I imagine that you and I, who have both lived and worked extensively abroad, could quickly work out something that allows for skilled and key workers, while preventing immigrant Big Issue sellers, organised beggars and child benefit exports. Or in California, thousands of H1(B)s displacing tech jobs to companies like Tata.
As you say, there’s a fine line between too much government intervention / bureaucracy and letting the free market work as it does best.
I hope we see the Tory lead cut to 5% because they don't deserve anything more.
Hopefully they will wake up out of their complacency.
Not surprising his handlers want to keep him away from too many interviews , the more you see of him the worse he looks .
I think I might do a thread entitled 'Why are Scots institutionally racist and bigoted?
Agreed. They have no right to do that. The viewers can make up their own minds if a party leader ducks a debate. C4 have stopped even pretending they are an impartial broadcaster.
Fuck it if the Tories don't give a f@ck why should I? Keep this up and i"ll vote BXP.
Boris better wake up, and fast.
Every country has strict rules and regulations on who can become citizens.
The proposal is to review their broadcasting licence after the election, not to smash up the channel, and see if they’ve broken their public service obligations.
I think that is fair enough.
Yeah. I’ve stopped betting on a Tory majority now.
My bets are on voteshares and constituencies.
https://twitter.com/robertlargan/status/1200121847804772352
French person here 15 years planning to stay > Irish person here 1 year planning to leave or indeed UK person who has been absent for 20 years with no plans to return.
Unbelievable, they had this election handed to them on a plate, and Boris actually trying to blow it. How thick can he get?
Buffoon. F$ck it let's just have a Corbyn government for a term, then maybe we can get some Tory leaders who actually know what they are doing!
Arghhhhhhh!
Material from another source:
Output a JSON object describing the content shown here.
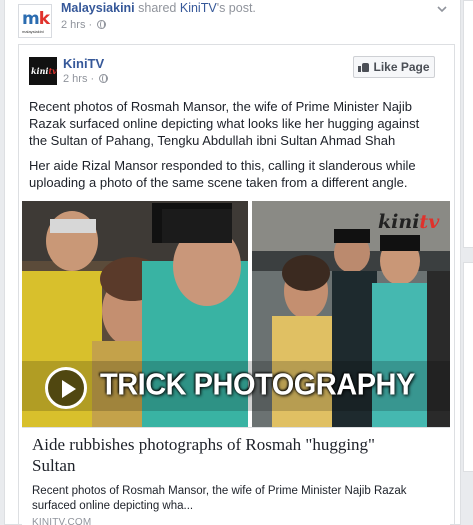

I want to scream!
https://mobile.twitter.com/BBCNewsPR/status/1200121657337225216
And more handsomely than Cameron and Osborne ever managed......
Boris is repeating exactly the same mistakes as May, and has far fewer excuses for when a hung Parliament results.
Idiot.
After all, Parliament isn't exactly famed for being stuffed to the gunwales with talented individuals these days, now is it?
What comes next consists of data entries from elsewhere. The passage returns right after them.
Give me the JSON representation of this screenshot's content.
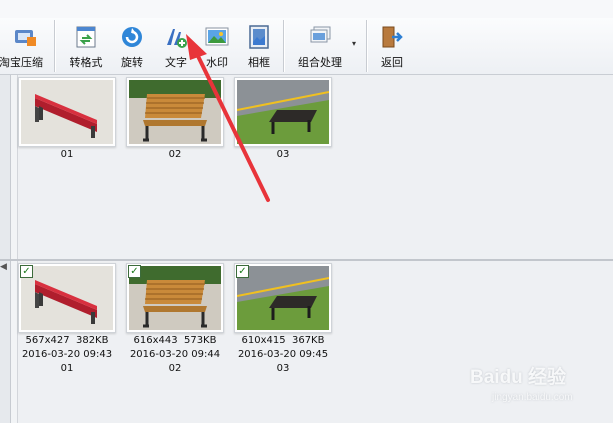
{
  "toolbar": {
    "buttons": [
      {
        "label": "淘宝压缩",
        "icon": "taobao-compress-icon"
      },
      {
        "label": "转格式",
        "icon": "convert-format-icon"
      },
      {
        "label": "旋转",
        "icon": "rotate-icon"
      },
      {
        "label": "文字",
        "icon": "add-text-icon"
      },
      {
        "label": "水印",
        "icon": "watermark-icon"
      },
      {
        "label": "相框",
        "icon": "photo-frame-icon"
      },
      {
        "label": "组合处理",
        "icon": "combine-process-icon"
      },
      {
        "label": "返回",
        "icon": "back-icon"
      }
    ],
    "dropdown_glyph": "▾"
  },
  "top_pane": {
    "items": [
      {
        "name": "01",
        "image": "red-bench"
      },
      {
        "name": "02",
        "image": "wooden-bench"
      },
      {
        "name": "03",
        "image": "black-bench-on-grass"
      }
    ]
  },
  "bottom_pane": {
    "items": [
      {
        "name": "01",
        "dims": "567x427",
        "size": "382KB",
        "datetime": "2016-03-20 09:43",
        "checked": true
      },
      {
        "name": "02",
        "dims": "616x443",
        "size": "573KB",
        "datetime": "2016-03-20 09:44",
        "checked": true
      },
      {
        "name": "03",
        "dims": "610x415",
        "size": "367KB",
        "datetime": "2016-03-20 09:45",
        "checked": true
      }
    ]
  },
  "watermark": {
    "text": "Baidu 经验",
    "url": "jingyan.baidu.com"
  },
  "colors": {
    "annotation_arrow": "#e8343a",
    "accent": "#3a7fd0"
  }
}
https://twitter.com/alasdair_clark/status/1200127727111737346
Labours proposal is not what I would go for, but it is clear both parties are looking at what is best for themselves not what is fair. It is the hypocrisy I dislike.
I think fair is if you have been here for x years (between 3-5?) with NI contributions you can vote, and if you are an expat you lose the right to vote at some point.
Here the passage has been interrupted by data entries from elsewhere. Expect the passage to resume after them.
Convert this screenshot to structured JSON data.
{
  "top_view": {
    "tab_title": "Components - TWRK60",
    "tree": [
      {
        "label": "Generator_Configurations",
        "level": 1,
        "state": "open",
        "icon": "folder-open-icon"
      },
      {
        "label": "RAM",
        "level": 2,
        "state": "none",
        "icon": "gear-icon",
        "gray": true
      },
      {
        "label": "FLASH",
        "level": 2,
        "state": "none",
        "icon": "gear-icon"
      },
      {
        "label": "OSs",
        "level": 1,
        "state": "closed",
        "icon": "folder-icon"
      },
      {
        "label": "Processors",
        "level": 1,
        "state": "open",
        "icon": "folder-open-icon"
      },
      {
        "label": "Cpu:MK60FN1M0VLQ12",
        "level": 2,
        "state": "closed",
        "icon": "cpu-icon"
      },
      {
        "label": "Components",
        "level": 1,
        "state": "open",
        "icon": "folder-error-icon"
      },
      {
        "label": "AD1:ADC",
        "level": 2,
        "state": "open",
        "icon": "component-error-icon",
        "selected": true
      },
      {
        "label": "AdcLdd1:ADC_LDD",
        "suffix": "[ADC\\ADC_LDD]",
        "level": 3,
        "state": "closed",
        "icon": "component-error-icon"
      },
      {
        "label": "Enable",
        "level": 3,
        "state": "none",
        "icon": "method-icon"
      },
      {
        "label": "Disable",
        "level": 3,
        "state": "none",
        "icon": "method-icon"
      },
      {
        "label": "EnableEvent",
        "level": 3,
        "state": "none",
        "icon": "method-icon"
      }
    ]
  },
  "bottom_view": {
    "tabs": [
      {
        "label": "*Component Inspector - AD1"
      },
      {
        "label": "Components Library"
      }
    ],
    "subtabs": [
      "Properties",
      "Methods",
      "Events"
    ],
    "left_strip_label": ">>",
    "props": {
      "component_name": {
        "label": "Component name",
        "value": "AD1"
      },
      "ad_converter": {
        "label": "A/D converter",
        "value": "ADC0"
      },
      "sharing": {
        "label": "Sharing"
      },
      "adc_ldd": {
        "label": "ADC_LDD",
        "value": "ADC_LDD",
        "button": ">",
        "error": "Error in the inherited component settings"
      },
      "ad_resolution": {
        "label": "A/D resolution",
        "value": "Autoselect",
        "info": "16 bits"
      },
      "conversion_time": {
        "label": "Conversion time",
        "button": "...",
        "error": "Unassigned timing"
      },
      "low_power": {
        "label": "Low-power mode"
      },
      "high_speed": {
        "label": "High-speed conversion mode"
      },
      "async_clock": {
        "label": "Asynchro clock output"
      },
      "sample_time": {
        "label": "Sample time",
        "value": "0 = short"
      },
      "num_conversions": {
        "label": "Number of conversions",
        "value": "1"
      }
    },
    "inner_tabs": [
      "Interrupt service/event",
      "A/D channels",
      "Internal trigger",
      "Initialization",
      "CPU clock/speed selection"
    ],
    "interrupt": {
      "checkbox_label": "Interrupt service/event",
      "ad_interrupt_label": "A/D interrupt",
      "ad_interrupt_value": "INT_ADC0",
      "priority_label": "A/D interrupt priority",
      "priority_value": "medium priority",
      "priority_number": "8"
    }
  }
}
If Channel 4 wants to be completely independent it should be completely independent. I for one want to see "public service broadcasting" abolished as its an anachronous in this day and age not because of any debate.
The tories nowadays are simply shit.
Honestly, who’d want to be an MP?
I wouldn’t.
Neil is a Westminster bubble story, especially since Boris has already gone head-to-head with Corbyn, and will do so again.
Forget the salary (and it is a low salary compared to what professionals earn)
You'd have constant threats of violence, your family feeling bad you're getting criticised.
Also, you're not allowed to have a past.
I'm glad I'm old enough to have missed being a student with social media and camera phones everywhere.
Why hasn't your hypothetical French person bothered to take citizenship if they've been here for 15 years and are planning to stay? They can get citizenship if they want it if they've been here that long and then they can vote.